Brent crude futures rose 97 US cents, or 0.91%, to $107.77 a barrel at 4.37am GMT. US West Texas Intermediate (WTI) crude futures gained 86c, or 0.84%, to 103.05 a barrel, adding to a 19c gain in the previous session.

Analysts said market volatility is likely to pick up again soon, with the EU still weighing a ban on Russian oil for its invasion of Ukraine, which Moscow calls a “special military operation”.

“EU discussions to ban or phase out Russian oil purchases, the biggest influence on crude prices in recent days, are on the back-burner but not settled yet, which may limit crude prices to a relatively narrow range on a daily settlement basis,” said Vandana Hari, founder of oil market analysis provider Vanda Insights.

Libya, a member of oil cartel Opec, on Wednesday said the country was losing more than 550,000 barrels a day of oil output due to blockades at major fields and export terminals.

The demand outlook in China continues to weigh on the market, as the world’s largest oil importer slowly eases strict Covid-19 curbs that have hit manufacturing activity and global supply chains.

Meanwhile, the Caspian Pipeline Consortium’s (CPC’s) Black Sea terminal could return to full capacity this week, Kazakh energy minister Bolat Akchulakov said on Wednesday.

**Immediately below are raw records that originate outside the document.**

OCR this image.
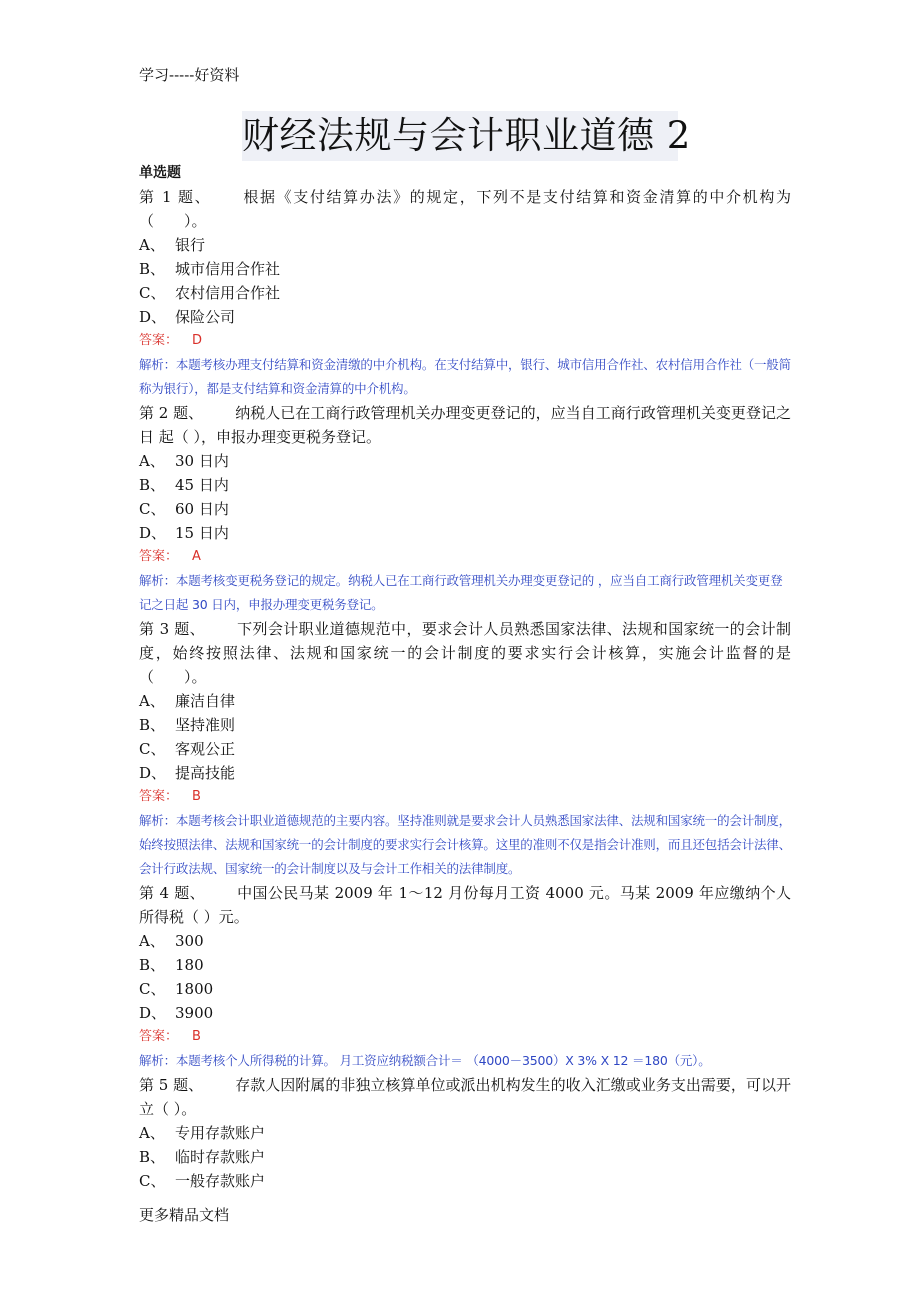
学习-----好资料
财经法规与会计职业道德 2
单选题
第 1 题、 根据《支付结算办法》的规定，下列不是支付结算和资金清算的中介机构为（　　）。
A、 银行
B、 城市信用合作社
C、 农村信用合作社
D、 保险公司
答案： D
解析：本题考核办理支付结算和资金清缴的中介机构。在支付结算中，银行、城市信用合作社、农村信用合作社（一般简称为银行），都是支付结算和资金清算的中介机构。
第 2 题、 纳税人已在工商行政管理机关办理变更登记的，应当自工商行政管理机关变更登记之日 起（ ），申报办理变更税务登记。
A、 30 日内
B、 45 日内
C、 60 日内
D、 15 日内
答案： A
解析：本题考核变更税务登记的规定。纳税人已在工商行政管理机关办理变更登记的 ，应当自工商行政管理机关变更登记之日起 30 日内，申报办理变更税务登记。
第 3 题、 下列会计职业道德规范中，要求会计人员熟悉国家法律、法规和国家统一的会计制度，始终按照法律、法规和国家统一的会计制度的要求实行会计核算，实施会计监督的是（　　）。
A、 廉洁自律
B、 坚持准则
C、 客观公正
D、 提高技能
答案： B
解析：本题考核会计职业道德规范的主要内容。坚持准则就是要求会计人员熟悉国家法律、法规和国家统一的会计制度，始终按照法律、法规和国家统一的会计制度的要求实行会计核算。这里的准则不仅是指会计准则，而且还包括会计法律、会计行政法规、国家统一的会计制度以及与会计工作相关的法律制度。
第 4 题、 中国公民马某 2009 年 1～12 月份每月工资 4000 元。马某 2009 年应缴纳个人所得税（ ）元。
A、 300
B、 180
C、 1800
D、 3900
答案： B
解析：本题考核个人所得税的计算。 月工资应纳税额合计＝ （4000－3500）X 3% X 12 ＝180（元）。
第 5 题、 存款人因附属的非独立核算单位或派出机构发生的收入汇缴或业务支出需要，可以开立（ ）。
A、 专用存款账户
B、 临时存款账户
C、 一般存款账户
更多精品文档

“The resumption of CPC crude deliveries will be somewhat offset by continuing outages in Libya and the likelihood of more Russian crude getting locked out of market in the face of an EU ban,” Hari said.

The IMF highlighted risks in China when it cut its forecast for global economic growth by nearly a full percentage point on Tuesday.

However the oil market remains tight, with Opec and allies led by Russia, together called Opec+, struggling to meet their production targets and with US crude stockpiles down sharply in the week ended April 15.

“There is not much incremental news overnight, with a trajectory from here really hinging on whether other nations join the UK/US in banning Russian oil imports,” SPI Asset Management MD Stephen Innes said in a note.